• Temple EM

Errors in Diagnosis of Spinal Epidural Abscess in the Era of Electronic Health Records

The Article:

Errors in Diagnosis of Spinal Epidural Abscess in the Era of Electronic Health Records. Bhise V et al. Am J Med 2017 Aug; 130:957

The Idea: 

  1. Spinal Epidural Abscess is a difficult diagnosis to make; delayed diagnosis is associated with significant M&M

  2. There has not been a large EMR study conducted yet demonstrating reasons for diagnostic delay

  3. Can we demonstrate diagnostic delay in a nationwide EMR database and identify the factors behind diagnostic delay in order to develop strategies to mitigate patient harm

The Study: 

  1. 250 pt with diagnosis of SEA randomly selected from nationwide Veteran’s Affairs EMR

  2. Charts retrospectively reviewed for diagnostic error in diagnosis of SEA

  3. Diagnostic Error defined as: ““Missed opportunity to make the correct or timely diagnosis of SEA based on available evidence regardless of whether the patient experienced harm.”
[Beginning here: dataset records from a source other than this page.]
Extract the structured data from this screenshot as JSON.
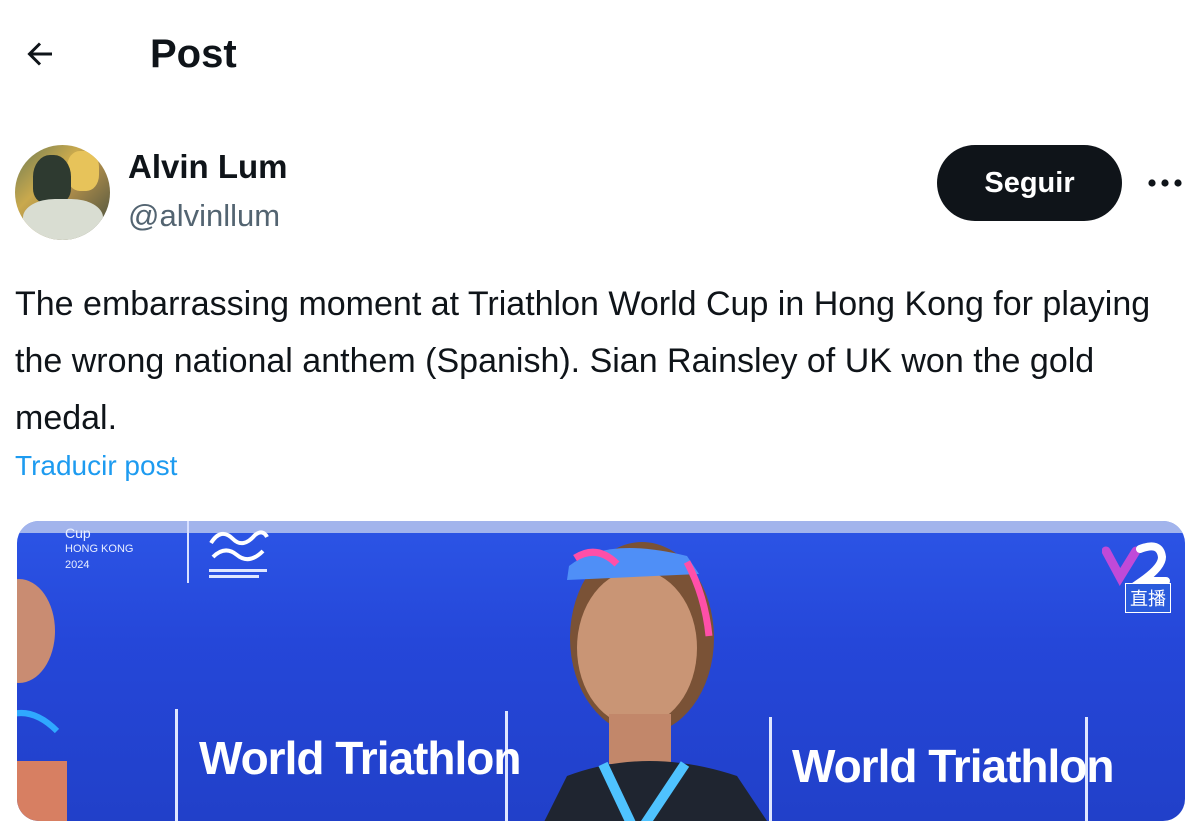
{
  "header": {
    "title": "Post",
    "back_icon": "arrow-left-icon"
  },
  "author": {
    "display_name": "Alvin Lum",
    "handle": "@alvinllum",
    "follow_label": "Seguir",
    "more_icon": "more-horizontal-icon"
  },
  "post": {
    "text": "The embarrassing moment at Triathlon World Cup in Hong Kong for playing the wrong national anthem (Spanish). Sian Rainsley of UK won the gold medal.",
    "translate_label": "Traducir post"
  },
  "media": {
    "event_line1": "Cup",
    "event_line2": "HONG KONG",
    "event_line3": "2024",
    "banner_text_1": "World Triathlon",
    "banner_text_2": "World Triathlon",
    "tv_label": "直播"
  },
  "colors": {
    "accent": "#1d9bf0",
    "text": "#0f1419",
    "muted": "#536471",
    "button": "#0f1419"
  }
}
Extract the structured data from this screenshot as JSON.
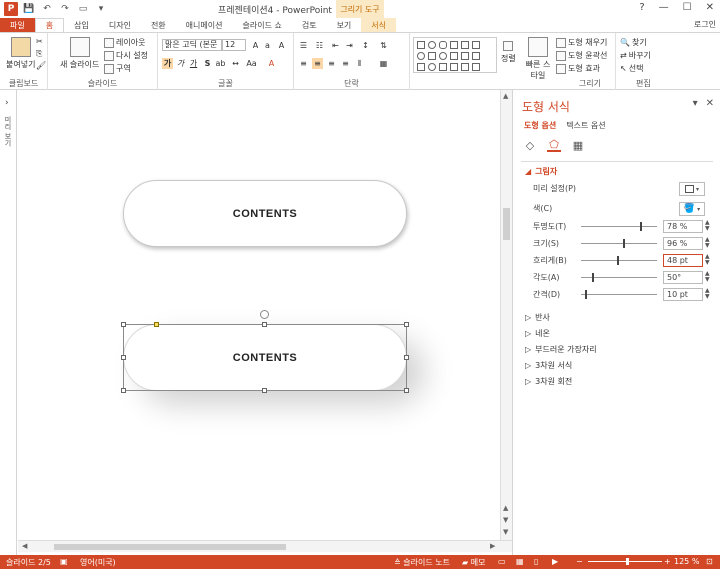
{
  "titlebar": {
    "title": "프레젠테이션4 - PowerPoint",
    "drawing_tools": "그리기 도구",
    "app_icon": "P",
    "window_buttons": [
      "?",
      "—",
      "☐",
      "✕"
    ]
  },
  "tabs": [
    "파일",
    "홈",
    "삽입",
    "디자인",
    "전환",
    "애니메이션",
    "슬라이드 쇼",
    "검토",
    "보기",
    "서식"
  ],
  "login": "로그인",
  "ribbon": {
    "clipboard": {
      "label": "클립보드",
      "paste": "붙여넣기"
    },
    "slides": {
      "label": "슬라이드",
      "new_slide": "새 슬라이드",
      "layout": "레이아웃",
      "reset": "다시 설정",
      "section": "구역"
    },
    "font": {
      "label": "글꼴",
      "font_name": "맑은 고딕 (본문",
      "font_size": "12"
    },
    "paragraph": {
      "label": "단락"
    },
    "drawing": {
      "label": "그리기",
      "arrange": "정렬",
      "quick_styles": "빠른 스타일",
      "fill": "도형 채우기",
      "outline": "도형 윤곽선",
      "effects": "도형 효과"
    },
    "editing": {
      "label": "편집",
      "find": "찾기",
      "replace": "바꾸기",
      "select": "선택"
    }
  },
  "left_strip": {
    "label": "미리 보기"
  },
  "slide": {
    "shape1_text": "CONTENTS",
    "shape2_text": "CONTENTS"
  },
  "pane": {
    "title": "도형 서식",
    "tab_shape": "도형 옵션",
    "tab_text": "텍스트 옵션",
    "section_shadow": "그림자",
    "rows": [
      {
        "label": "미리 설정(P)"
      },
      {
        "label": "색(C)"
      },
      {
        "label": "투명도(T)",
        "value": "78 %",
        "level": 0.78
      },
      {
        "label": "크기(S)",
        "value": "96 %",
        "level": 0.55
      },
      {
        "label": "흐리게(B)",
        "value": "48 pt",
        "level": 0.48
      },
      {
        "label": "각도(A)",
        "value": "50°",
        "level": 0.14
      },
      {
        "label": "간격(D)",
        "value": "10 pt",
        "level": 0.05
      }
    ],
    "collapsed_sections": [
      "반사",
      "네온",
      "부드러운 가장자리",
      "3차원 서식",
      "3차원 회전"
    ]
  },
  "status": {
    "slide_info": "슬라이드 2/5",
    "language": "영어(미국)",
    "notes": "슬라이드 노트",
    "comments": "메모",
    "zoom": "125 %"
  },
  "colors": {
    "accent": "#d24726",
    "format_tab": "#fbe8c4"
  }
}
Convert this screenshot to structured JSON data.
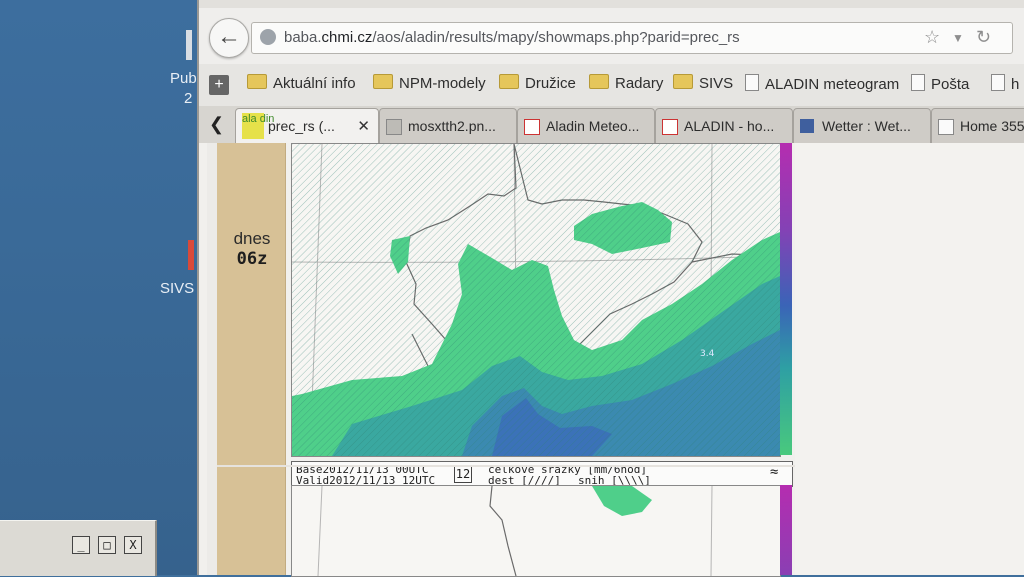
{
  "desktop": {
    "icon1_label": "Pub",
    "icon1_sub": "2",
    "icon2_label": "SIVS",
    "window_controls": [
      "_",
      "□",
      "X"
    ]
  },
  "browser": {
    "url": {
      "prefix": "baba.",
      "domain": "chmi.cz",
      "path": "/aos/aladin/results/mapy/showmaps.php?parid=prec_rs"
    },
    "bookmarks": [
      "Aktuální info",
      "NPM-modely",
      "Družice",
      "Radary",
      "SIVS",
      "ALADIN meteogram",
      "Pošta",
      "h"
    ],
    "tabs": [
      "prec_rs (...",
      "mosxtth2.pn...",
      "Aladin Meteo...",
      "ALADIN - ho...",
      "Wetter : Wet...",
      "Home 355..."
    ],
    "tab_favicon_text": "ala din"
  },
  "page": {
    "day_label": "dnes",
    "time_label": "06z",
    "info": {
      "base": "Base2012/11/13 00UTC",
      "valid": "Valid2012/11/13 12UTC",
      "step": "12",
      "desc": "celkove srazky [mm/6hod]",
      "rain": "dest [////]",
      "snow": "snih [\\\\\\\\]"
    },
    "map_value": "3.4"
  },
  "colors": {
    "precip_light": "#4fcf8a",
    "precip_mid": "#3aa8a0",
    "precip_dark": "#3b72b8",
    "stripe": "#d7c196",
    "desktop": "#3d6e9e"
  }
}
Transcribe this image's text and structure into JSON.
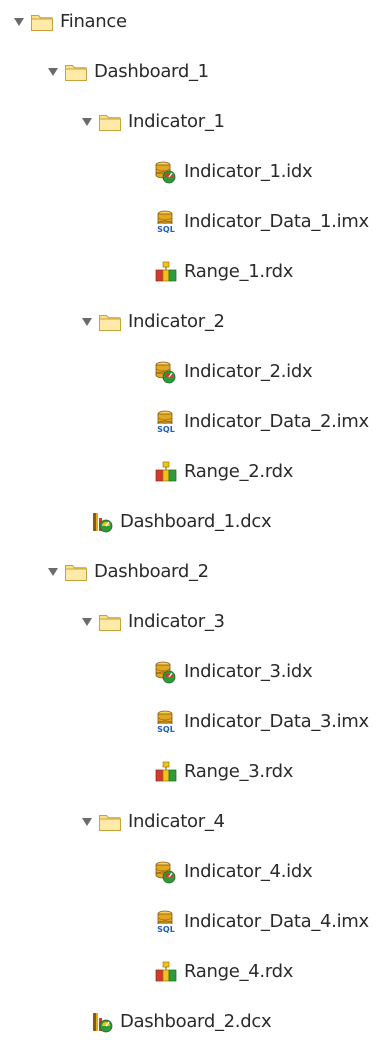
{
  "tree": {
    "rows": [
      {
        "label": "Finance",
        "depth": 0,
        "kind": "folder",
        "expanded": true
      },
      {
        "label": "Dashboard_1",
        "depth": 1,
        "kind": "folder",
        "expanded": true
      },
      {
        "label": "Indicator_1",
        "depth": 2,
        "kind": "folder",
        "expanded": true
      },
      {
        "label": "Indicator_1.idx",
        "depth": 3,
        "kind": "indicator"
      },
      {
        "label": "Indicator_Data_1.imx",
        "depth": 3,
        "kind": "sql"
      },
      {
        "label": "Range_1.rdx",
        "depth": 3,
        "kind": "range"
      },
      {
        "label": "Indicator_2",
        "depth": 2,
        "kind": "folder",
        "expanded": true
      },
      {
        "label": "Indicator_2.idx",
        "depth": 3,
        "kind": "indicator"
      },
      {
        "label": "Indicator_Data_2.imx",
        "depth": 3,
        "kind": "sql"
      },
      {
        "label": "Range_2.rdx",
        "depth": 3,
        "kind": "range"
      },
      {
        "label": "Dashboard_1.dcx",
        "depth": 2,
        "kind": "dashboard"
      },
      {
        "label": "Dashboard_2",
        "depth": 1,
        "kind": "folder",
        "expanded": true
      },
      {
        "label": "Indicator_3",
        "depth": 2,
        "kind": "folder",
        "expanded": true
      },
      {
        "label": "Indicator_3.idx",
        "depth": 3,
        "kind": "indicator"
      },
      {
        "label": "Indicator_Data_3.imx",
        "depth": 3,
        "kind": "sql"
      },
      {
        "label": "Range_3.rdx",
        "depth": 3,
        "kind": "range"
      },
      {
        "label": "Indicator_4",
        "depth": 2,
        "kind": "folder",
        "expanded": true
      },
      {
        "label": "Indicator_4.idx",
        "depth": 3,
        "kind": "indicator"
      },
      {
        "label": "Indicator_Data_4.imx",
        "depth": 3,
        "kind": "sql"
      },
      {
        "label": "Range_4.rdx",
        "depth": 3,
        "kind": "range"
      },
      {
        "label": "Dashboard_2.dcx",
        "depth": 2,
        "kind": "dashboard"
      }
    ],
    "icons": {
      "folder": "folder-icon",
      "indicator": "indicator-file-icon",
      "sql": "sql-database-icon",
      "range": "range-file-icon",
      "dashboard": "dashboard-file-icon",
      "toggle": "expand-triangle-icon"
    },
    "colors": {
      "text": "#2a2a2a",
      "folder_fill": "#fde08a",
      "folder_stroke": "#c9a23a",
      "toggle": "#6b6b6b",
      "db_gold": "#e0a820",
      "db_dark": "#8a5a10",
      "sql_blue": "#1f5fb8",
      "green": "#2f9a3a",
      "red": "#d23a2a",
      "yellow": "#f2c21a"
    }
  }
}
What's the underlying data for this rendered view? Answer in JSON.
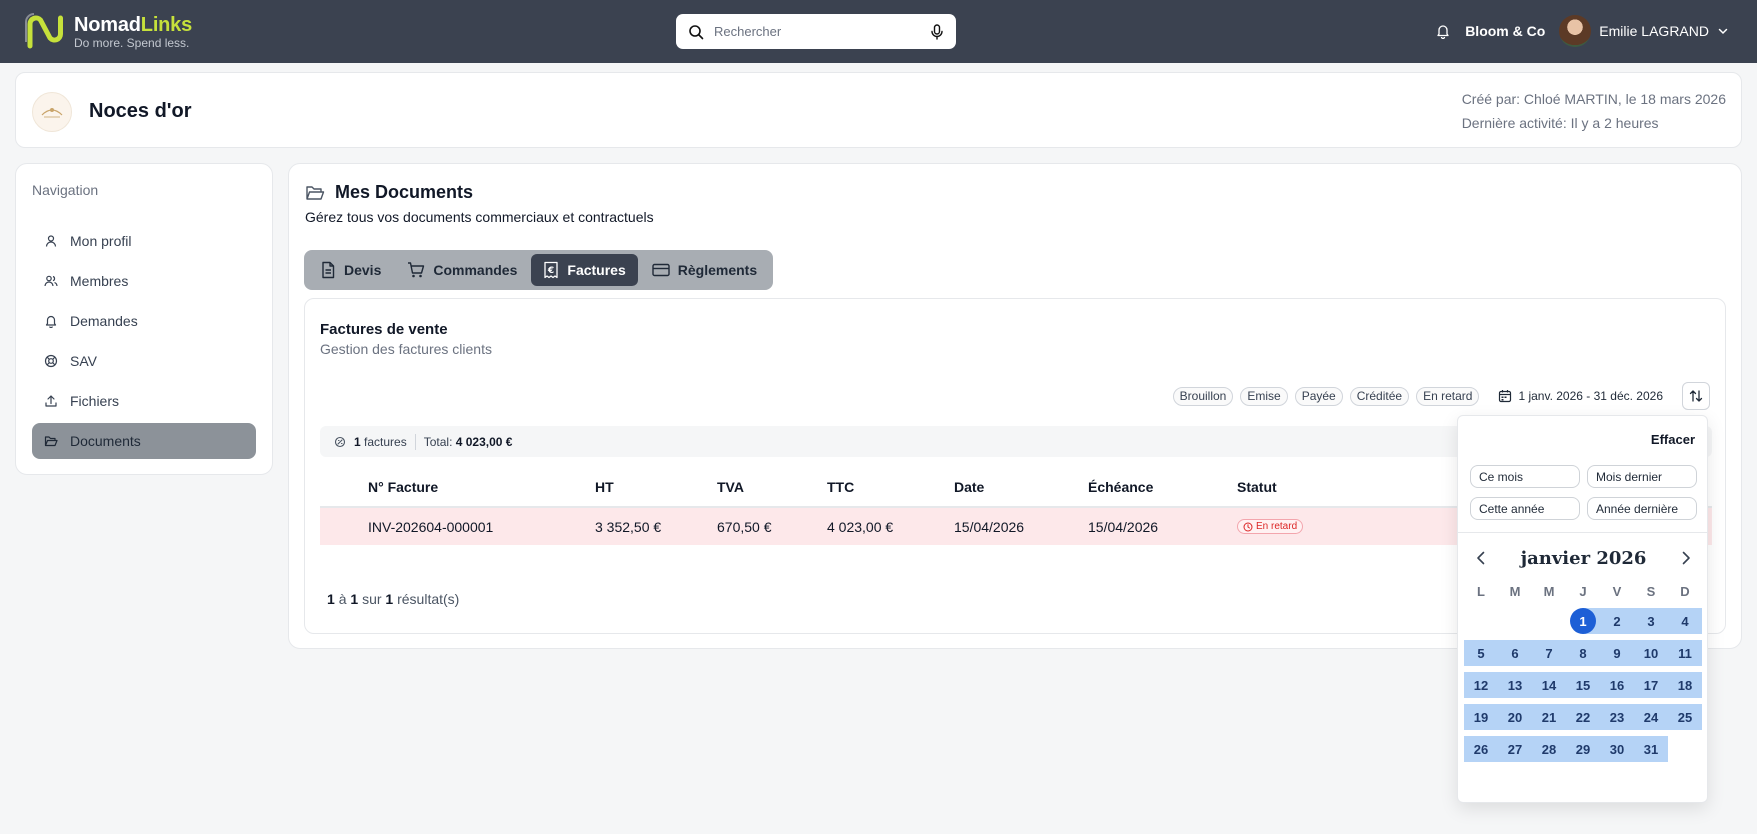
{
  "app": {
    "brand_first": "Nomad",
    "brand_second": "Links",
    "tagline": "Do more. Spend less.",
    "search_placeholder": "Rechercher",
    "organization": "Bloom & Co",
    "user_name": "Emilie LAGRAND"
  },
  "project": {
    "title": "Noces d'or",
    "created_by": "Créé par: Chloé MARTIN, le 18 mars 2026",
    "last_activity": "Dernière activité: Il y a 2 heures"
  },
  "sidebar": {
    "title": "Navigation",
    "items": [
      {
        "label": "Mon profil",
        "icon": "user-icon"
      },
      {
        "label": "Membres",
        "icon": "users-icon"
      },
      {
        "label": "Demandes",
        "icon": "bell-icon"
      },
      {
        "label": "SAV",
        "icon": "lifebuoy-icon"
      },
      {
        "label": "Fichiers",
        "icon": "upload-icon"
      },
      {
        "label": "Documents",
        "icon": "folder-icon",
        "active": true
      }
    ]
  },
  "documents": {
    "title": "Mes Documents",
    "subtitle": "Gérez tous vos documents commerciaux et contractuels",
    "tabs": [
      {
        "label": "Devis",
        "icon": "file-icon"
      },
      {
        "label": "Commandes",
        "icon": "cart-icon"
      },
      {
        "label": "Factures",
        "icon": "euro-receipt-icon",
        "active": true
      },
      {
        "label": "Règlements",
        "icon": "credit-card-icon"
      }
    ]
  },
  "invoices": {
    "title": "Factures de vente",
    "subtitle": "Gestion des factures clients",
    "filters": [
      "Brouillon",
      "Emise",
      "Payée",
      "Créditée",
      "En retard"
    ],
    "date_range": "1 janv. 2026 - 31 déc. 2026",
    "summary_count": "1",
    "summary_count_label": "factures",
    "summary_total_label": "Total:",
    "summary_total": "4 023,00 €",
    "columns": [
      "N° Facture",
      "HT",
      "TVA",
      "TTC",
      "Date",
      "Échéance",
      "Statut"
    ],
    "rows": [
      {
        "number": "INV-202604-000001",
        "ht": "3 352,50 €",
        "tva": "670,50 €",
        "ttc": "4 023,00 €",
        "date": "15/04/2026",
        "due": "15/04/2026",
        "status": "En retard"
      }
    ],
    "pagination": {
      "from": "1",
      "to_label": "à",
      "to": "1",
      "of_label": "sur",
      "total": "1",
      "results_label": "résultat(s)"
    }
  },
  "datepicker": {
    "clear_label": "Effacer",
    "presets": [
      "Ce mois",
      "Mois dernier",
      "Cette année",
      "Année dernière"
    ],
    "month_label": "janvier 2026",
    "weekdays": [
      "L",
      "M",
      "M",
      "J",
      "V",
      "S",
      "D"
    ],
    "weeks": [
      [
        "",
        "",
        "",
        "1",
        "2",
        "3",
        "4"
      ],
      [
        "5",
        "6",
        "7",
        "8",
        "9",
        "10",
        "11"
      ],
      [
        "12",
        "13",
        "14",
        "15",
        "16",
        "17",
        "18"
      ],
      [
        "19",
        "20",
        "21",
        "22",
        "23",
        "24",
        "25"
      ],
      [
        "26",
        "27",
        "28",
        "29",
        "30",
        "31",
        ""
      ]
    ],
    "selected_day": "1"
  },
  "colors": {
    "topbar": "#3b4250",
    "brand_accent": "#c6e13b",
    "late_row": "#fde8ea",
    "range_fill": "#b5d3f6",
    "selected_day": "#1d5fd6"
  }
}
  4. Translation: If there were clinical red flags (ACR Appropriateness Criteria for Back Pain), within 90 days prior to SEA diagnosis, were these factors documented and acted upon appropriately.

  5. Red Flags included: h/o cancer, Unexplained weight loss, immunosuppresion, UTI, IVDU,  prolonged use of corticosteroids, back pain not improved with conservative management

  6. Researchers also sought to classify the type of diagnostic error, and assess the degree of harm to patient’s who experienced diagnostic delay.

The Results: 

 131 patients excluded as diagnosis of SEA was not made at the VA. 66/119 (55.5%) of patients determined to have had experienced diagnostic error. There was no significant demographic or comorbid difference between the groups with and without diagnostic error (Table 1). If dx error was made: mean time to diagnosis was 12 days after recognition of red flag, compared to 4 days in the group without dx error. The most commonly missed red flags were Unexplained Fever (86%), Neuro Deficits (81%), Active Infection (81%) (table 2).  The most common type of diagnostic error was  provider – patient encounter. In 57.6% of cases of dx error, a red flag was documented however the appropriate test or referral was not provided. In 33% of cases, provider missed a red flag on H&P even though it might have been documented in previous or different office visit – eg history of IVDU documented, but not noted by provider.  In cases of dx error – MRI’s eventually ordered, but not marked as urgent, resulting in a median delay of 6 Days, which were not attributable to patient no show.  ESR/CRP only ordered in 27% of cases. 12% of dx error cases resulted in patient death. 48% resulted in severe harm (“interferes significantly with quality of life”).

Author Conclusions/Takeaways Points:

  1. There are lots of potential pitfalls in the dx of SEA

  2. It is difficult to make a complex diagnosis in complex patients with increasingly shorter patient interactions

  3. Know your Red Flags

  4. Where to go from here: Can we develop algorithms/clinical decision aids to risk stratify patients for SEA or utilize EMR pop-ups to help providers recognize patient’s with red flags who have not had the appropriate diagnostic work up?